A synopsis of the parallels of Independent Living Philosophy and Deaf Community’s Goals
Posted on August 24, 2011 by Thomas Green
What do Max Starkloff, Colleen Starkloff, Jim Tuscher, Ed Roberts, Marca Bistro, Justin Dart and others have in common with George Veditz, Olof Hanson, Laurent Clerc, Gregory Hlibok, Alice Terry, Agatha Tiegel Hanson and others? All of these people are warriors for the rights of the people in their communities. The fight for the rights of people with disabilities and the rights of the deaf has a long history and from time to time, each group has influenced the other in their activism. The biggest federal legislation that had both communities working together was the passage of the Americans with Disabilities Act (ADA) in 1990. What activists in both communities had in common was the fundamental principle that all people with disabilities have the right to full equality and accessibility within mainstream society. Out of the struggle for the rights of people with disabilities came the Independent Living Philosophy. However, no such formal philosophy came into being for the deaf community despite similar goals in deaf people’s activism.

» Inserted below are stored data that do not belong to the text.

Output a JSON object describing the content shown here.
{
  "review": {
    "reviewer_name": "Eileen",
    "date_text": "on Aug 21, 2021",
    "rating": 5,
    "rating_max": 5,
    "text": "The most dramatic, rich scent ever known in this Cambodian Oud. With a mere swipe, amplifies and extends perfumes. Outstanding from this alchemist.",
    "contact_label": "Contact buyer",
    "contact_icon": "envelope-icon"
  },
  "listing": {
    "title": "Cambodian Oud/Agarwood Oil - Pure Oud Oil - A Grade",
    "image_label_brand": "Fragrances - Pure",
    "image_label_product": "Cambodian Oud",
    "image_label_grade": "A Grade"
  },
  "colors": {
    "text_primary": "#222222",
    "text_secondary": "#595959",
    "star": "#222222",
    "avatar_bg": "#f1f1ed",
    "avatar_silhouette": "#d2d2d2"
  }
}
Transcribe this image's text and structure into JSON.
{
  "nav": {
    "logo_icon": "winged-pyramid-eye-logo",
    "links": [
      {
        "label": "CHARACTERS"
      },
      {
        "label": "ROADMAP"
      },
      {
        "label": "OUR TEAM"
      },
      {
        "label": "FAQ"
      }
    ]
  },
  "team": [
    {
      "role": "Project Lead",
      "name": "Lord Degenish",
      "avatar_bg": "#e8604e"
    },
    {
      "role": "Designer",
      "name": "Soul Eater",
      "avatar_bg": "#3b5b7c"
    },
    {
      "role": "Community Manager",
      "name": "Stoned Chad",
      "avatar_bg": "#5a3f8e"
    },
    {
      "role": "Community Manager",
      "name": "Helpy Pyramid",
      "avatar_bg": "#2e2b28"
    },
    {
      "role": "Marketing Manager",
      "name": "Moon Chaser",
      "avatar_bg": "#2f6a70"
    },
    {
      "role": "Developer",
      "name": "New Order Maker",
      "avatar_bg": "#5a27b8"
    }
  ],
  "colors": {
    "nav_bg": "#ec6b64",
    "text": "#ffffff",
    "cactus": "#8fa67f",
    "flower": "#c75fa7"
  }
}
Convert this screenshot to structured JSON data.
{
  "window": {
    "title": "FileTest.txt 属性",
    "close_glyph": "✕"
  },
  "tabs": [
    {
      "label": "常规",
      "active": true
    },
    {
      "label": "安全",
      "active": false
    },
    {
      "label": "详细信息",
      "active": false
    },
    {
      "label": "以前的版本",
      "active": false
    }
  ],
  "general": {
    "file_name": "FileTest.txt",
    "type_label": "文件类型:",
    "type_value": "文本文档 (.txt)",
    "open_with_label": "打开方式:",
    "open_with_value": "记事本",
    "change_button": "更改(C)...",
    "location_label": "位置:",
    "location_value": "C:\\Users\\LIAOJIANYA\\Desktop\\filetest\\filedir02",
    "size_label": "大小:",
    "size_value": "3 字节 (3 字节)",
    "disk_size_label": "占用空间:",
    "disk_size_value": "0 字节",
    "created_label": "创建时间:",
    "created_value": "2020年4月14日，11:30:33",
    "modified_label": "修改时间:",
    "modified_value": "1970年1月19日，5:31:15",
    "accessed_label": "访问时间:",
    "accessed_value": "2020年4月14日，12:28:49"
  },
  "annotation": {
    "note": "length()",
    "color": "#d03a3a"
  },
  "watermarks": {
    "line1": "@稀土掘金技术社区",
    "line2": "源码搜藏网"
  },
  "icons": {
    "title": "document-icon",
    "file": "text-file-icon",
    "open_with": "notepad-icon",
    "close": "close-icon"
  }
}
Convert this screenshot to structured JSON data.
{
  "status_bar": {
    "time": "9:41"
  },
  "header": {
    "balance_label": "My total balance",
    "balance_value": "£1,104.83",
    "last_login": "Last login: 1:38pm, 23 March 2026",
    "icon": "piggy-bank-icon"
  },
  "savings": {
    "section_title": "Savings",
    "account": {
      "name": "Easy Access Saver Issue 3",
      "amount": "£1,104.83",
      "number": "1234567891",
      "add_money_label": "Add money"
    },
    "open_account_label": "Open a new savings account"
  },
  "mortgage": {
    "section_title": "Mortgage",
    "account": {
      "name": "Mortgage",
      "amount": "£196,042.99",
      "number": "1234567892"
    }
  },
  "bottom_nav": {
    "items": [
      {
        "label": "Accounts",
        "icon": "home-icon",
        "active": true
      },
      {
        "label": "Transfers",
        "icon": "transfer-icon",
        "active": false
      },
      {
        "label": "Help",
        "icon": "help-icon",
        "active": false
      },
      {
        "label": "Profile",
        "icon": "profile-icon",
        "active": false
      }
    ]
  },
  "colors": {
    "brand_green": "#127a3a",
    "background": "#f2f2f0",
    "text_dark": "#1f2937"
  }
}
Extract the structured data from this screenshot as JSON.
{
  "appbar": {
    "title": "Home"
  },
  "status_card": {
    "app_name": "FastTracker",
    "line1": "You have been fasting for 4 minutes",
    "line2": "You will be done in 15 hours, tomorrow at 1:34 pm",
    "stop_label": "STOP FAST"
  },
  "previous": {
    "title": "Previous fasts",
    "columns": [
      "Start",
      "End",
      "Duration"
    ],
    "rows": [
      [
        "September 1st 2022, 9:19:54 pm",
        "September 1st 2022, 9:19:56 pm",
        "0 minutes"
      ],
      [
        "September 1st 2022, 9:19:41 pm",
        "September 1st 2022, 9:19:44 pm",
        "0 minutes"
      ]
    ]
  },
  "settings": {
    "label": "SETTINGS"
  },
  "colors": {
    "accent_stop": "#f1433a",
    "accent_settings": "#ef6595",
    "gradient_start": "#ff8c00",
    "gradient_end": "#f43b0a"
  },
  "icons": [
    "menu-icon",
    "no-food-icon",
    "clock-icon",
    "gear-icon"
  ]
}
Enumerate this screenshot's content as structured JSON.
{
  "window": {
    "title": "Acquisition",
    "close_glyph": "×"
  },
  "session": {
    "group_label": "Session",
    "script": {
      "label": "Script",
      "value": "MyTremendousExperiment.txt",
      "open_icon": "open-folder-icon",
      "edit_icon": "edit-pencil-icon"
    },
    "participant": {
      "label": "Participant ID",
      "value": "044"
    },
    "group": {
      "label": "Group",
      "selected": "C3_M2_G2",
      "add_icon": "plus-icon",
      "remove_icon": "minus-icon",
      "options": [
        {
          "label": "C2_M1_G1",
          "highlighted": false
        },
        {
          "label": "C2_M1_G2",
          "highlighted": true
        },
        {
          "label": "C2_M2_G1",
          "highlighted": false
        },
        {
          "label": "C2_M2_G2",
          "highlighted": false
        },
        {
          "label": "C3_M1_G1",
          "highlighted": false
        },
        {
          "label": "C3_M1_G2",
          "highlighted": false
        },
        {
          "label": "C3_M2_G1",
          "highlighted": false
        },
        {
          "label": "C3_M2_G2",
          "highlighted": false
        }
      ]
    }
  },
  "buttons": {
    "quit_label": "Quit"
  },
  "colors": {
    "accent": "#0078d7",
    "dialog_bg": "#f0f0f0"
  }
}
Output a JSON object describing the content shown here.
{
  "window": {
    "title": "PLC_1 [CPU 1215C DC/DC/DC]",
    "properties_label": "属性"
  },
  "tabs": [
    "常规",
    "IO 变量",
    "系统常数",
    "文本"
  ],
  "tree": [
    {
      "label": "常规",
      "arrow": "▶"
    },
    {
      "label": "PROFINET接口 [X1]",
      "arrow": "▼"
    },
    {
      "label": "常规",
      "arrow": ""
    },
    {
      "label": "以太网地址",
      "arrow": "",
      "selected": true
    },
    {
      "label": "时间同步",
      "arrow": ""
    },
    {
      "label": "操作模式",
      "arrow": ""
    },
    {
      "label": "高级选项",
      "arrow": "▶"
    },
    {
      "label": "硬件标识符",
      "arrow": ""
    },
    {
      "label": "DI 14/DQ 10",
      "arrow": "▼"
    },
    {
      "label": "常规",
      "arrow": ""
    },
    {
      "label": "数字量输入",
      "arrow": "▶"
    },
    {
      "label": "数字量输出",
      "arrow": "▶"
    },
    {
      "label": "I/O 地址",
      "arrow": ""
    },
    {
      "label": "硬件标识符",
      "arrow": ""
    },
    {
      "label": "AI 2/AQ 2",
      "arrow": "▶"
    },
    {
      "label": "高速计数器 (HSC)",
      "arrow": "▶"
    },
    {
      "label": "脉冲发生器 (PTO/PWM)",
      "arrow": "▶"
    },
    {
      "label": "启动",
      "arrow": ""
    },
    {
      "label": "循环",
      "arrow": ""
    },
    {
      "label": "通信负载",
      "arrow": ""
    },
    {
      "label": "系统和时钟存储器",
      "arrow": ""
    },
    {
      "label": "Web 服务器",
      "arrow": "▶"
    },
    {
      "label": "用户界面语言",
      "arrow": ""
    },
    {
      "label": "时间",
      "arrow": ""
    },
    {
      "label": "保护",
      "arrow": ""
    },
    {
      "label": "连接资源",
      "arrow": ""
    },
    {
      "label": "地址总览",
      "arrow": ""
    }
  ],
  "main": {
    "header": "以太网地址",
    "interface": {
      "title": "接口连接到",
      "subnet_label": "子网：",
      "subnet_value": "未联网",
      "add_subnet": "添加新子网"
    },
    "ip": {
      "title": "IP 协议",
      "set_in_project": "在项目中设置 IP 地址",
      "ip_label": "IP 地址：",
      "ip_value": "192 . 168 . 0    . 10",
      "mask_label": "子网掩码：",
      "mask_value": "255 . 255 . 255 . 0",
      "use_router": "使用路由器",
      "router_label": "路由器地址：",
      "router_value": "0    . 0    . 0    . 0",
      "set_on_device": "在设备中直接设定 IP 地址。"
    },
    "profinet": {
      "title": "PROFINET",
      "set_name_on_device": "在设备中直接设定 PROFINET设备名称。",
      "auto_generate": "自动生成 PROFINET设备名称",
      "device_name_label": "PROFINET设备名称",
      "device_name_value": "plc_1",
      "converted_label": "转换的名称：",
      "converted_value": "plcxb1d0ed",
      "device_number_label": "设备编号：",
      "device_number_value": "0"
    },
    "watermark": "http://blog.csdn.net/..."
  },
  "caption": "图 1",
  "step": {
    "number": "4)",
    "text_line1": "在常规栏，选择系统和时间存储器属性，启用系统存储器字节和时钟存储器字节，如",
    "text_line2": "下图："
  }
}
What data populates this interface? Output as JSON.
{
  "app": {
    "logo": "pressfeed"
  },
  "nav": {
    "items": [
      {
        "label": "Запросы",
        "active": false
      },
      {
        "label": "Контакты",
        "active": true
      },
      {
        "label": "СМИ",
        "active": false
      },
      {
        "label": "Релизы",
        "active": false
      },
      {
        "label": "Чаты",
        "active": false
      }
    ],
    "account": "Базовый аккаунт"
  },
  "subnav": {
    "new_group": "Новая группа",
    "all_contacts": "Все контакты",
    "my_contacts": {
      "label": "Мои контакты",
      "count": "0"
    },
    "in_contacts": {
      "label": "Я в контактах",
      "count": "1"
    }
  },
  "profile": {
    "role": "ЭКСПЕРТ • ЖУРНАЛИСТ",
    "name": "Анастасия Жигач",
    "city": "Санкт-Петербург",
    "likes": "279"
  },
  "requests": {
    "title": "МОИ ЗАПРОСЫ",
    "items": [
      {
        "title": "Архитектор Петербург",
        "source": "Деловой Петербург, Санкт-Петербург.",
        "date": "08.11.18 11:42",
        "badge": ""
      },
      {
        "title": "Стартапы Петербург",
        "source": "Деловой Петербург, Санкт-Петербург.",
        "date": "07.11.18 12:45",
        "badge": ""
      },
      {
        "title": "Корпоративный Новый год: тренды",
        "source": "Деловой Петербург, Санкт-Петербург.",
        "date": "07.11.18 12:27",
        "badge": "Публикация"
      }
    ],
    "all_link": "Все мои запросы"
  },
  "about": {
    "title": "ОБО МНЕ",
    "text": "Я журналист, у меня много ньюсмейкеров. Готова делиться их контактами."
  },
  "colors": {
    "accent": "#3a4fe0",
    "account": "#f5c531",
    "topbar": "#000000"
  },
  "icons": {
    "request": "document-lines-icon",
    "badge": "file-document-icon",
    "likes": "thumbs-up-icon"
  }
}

The Independent Living Philosophy is not for any specific person or specific disability. I learned that the Independent Living Philosophy is a way of thinking about how every person should be able to make choices on their own that will lead to self-determination. The core essence of Independent Living is beautifully stated by Colleen Starkloff, “What we hold true is that a person’s disability is not the limiting factor in their ability to live independently.” The parallels between the Independent Living Philosophy and the goals of the Deaf community are so much alike that the Deaf community and the Disability community should work together to further push their initiatives for equality and accessible society.